Last reviewed: 10/03/2023
Section 78 of the Police, Crime, Sentencing and Courts Act 2022 has abolished the common law offence of Public Nuisance and has introduced a new statutory offence of Intentionally or Recklessly Causing Public Nuisance. Under the old common law offence the prosecution had to prove the person caused the nuisance and knew or ought to have known that nuisance would result.
With the new law if a person does something OR does not do something that they are required to do by law AND this creates a risk of or actually causes serious harm to the public or a section of the public OR prevents the public or a section of the public from doing something that they would normally have the right to do, then they could be committing the offence of Intentionally or Recklessly Causing Public Nuisance.
The person must also intend for there to be some consequence of their action, or they must be reckless as to whether it will have any consequences that cause 'serious harm' to the public or prevents the public from doing something they would otherwise have the right to do.
'Serious harm' is defined as:
- "death, personal injury or disease"
- "loss of, or damage to, property"
- "serious distress, serious annoyance, serious inconvenience or serious loss of amenity"
So the prosecution must prove three things.
- That the defendant has done something or failed to do something.
- That the act or omission has caused serious harm to people or stopped people doing something they could otherwise have done and
- The defendant acted intentionally or recklessly
If charged with this offence, a defence would be to prove that the person had a reasonable excuse for carrying out the act or for not doing the act which they were required to do by law. This is important and differs from the common law offence and it is for the defence to prove on the balance of probabilities that they had a reasonable excuse.

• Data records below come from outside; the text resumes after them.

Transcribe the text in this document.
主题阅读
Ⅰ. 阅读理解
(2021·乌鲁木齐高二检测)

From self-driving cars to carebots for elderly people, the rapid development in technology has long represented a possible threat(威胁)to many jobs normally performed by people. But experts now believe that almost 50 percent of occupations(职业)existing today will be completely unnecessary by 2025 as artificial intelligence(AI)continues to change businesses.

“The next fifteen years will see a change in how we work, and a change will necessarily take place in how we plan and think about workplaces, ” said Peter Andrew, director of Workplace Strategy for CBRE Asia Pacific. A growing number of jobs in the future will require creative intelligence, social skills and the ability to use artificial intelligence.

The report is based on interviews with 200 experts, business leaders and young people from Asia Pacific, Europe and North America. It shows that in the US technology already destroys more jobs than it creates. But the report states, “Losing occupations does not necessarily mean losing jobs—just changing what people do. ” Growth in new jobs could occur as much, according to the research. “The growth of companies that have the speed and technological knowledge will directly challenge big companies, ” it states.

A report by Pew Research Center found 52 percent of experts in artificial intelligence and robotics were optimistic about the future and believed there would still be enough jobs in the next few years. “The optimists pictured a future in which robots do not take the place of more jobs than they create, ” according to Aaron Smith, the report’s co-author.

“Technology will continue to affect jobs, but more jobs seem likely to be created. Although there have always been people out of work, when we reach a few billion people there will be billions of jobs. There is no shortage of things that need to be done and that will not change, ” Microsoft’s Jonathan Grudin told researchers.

If convicted of this offence, the maximum sentence that can be imposed upon you depends on where you were tried:
- If tried in the Magistrates Court, the maximum sentence would be imprisonment for a term not exceeding 12 months or an unlimited fine or both (6 months under the current law for a single offence)
- If tried in the Crown Court, the maximum sentence would be imprisonment for a term not exceeding 10 years or an unlimited fine or both
It is difficult to say what it is likely first time offenders will receive, as no sentencing guidelines have been published (or written) as of yet. As with all offences it depends on the circumstances of the offence, the degree of nuisance caused and the personal circumstances of the offender.
It is also specifically stated in the legislation that being charged and convicted of this offence does not affect the possibility of being charged and convicted of other offences arising from the behaviour although in reality the courts would be obliged to look at and consider all of the circumstances in the case. A Criminal prosecution would not prevent a civil action taking place as well.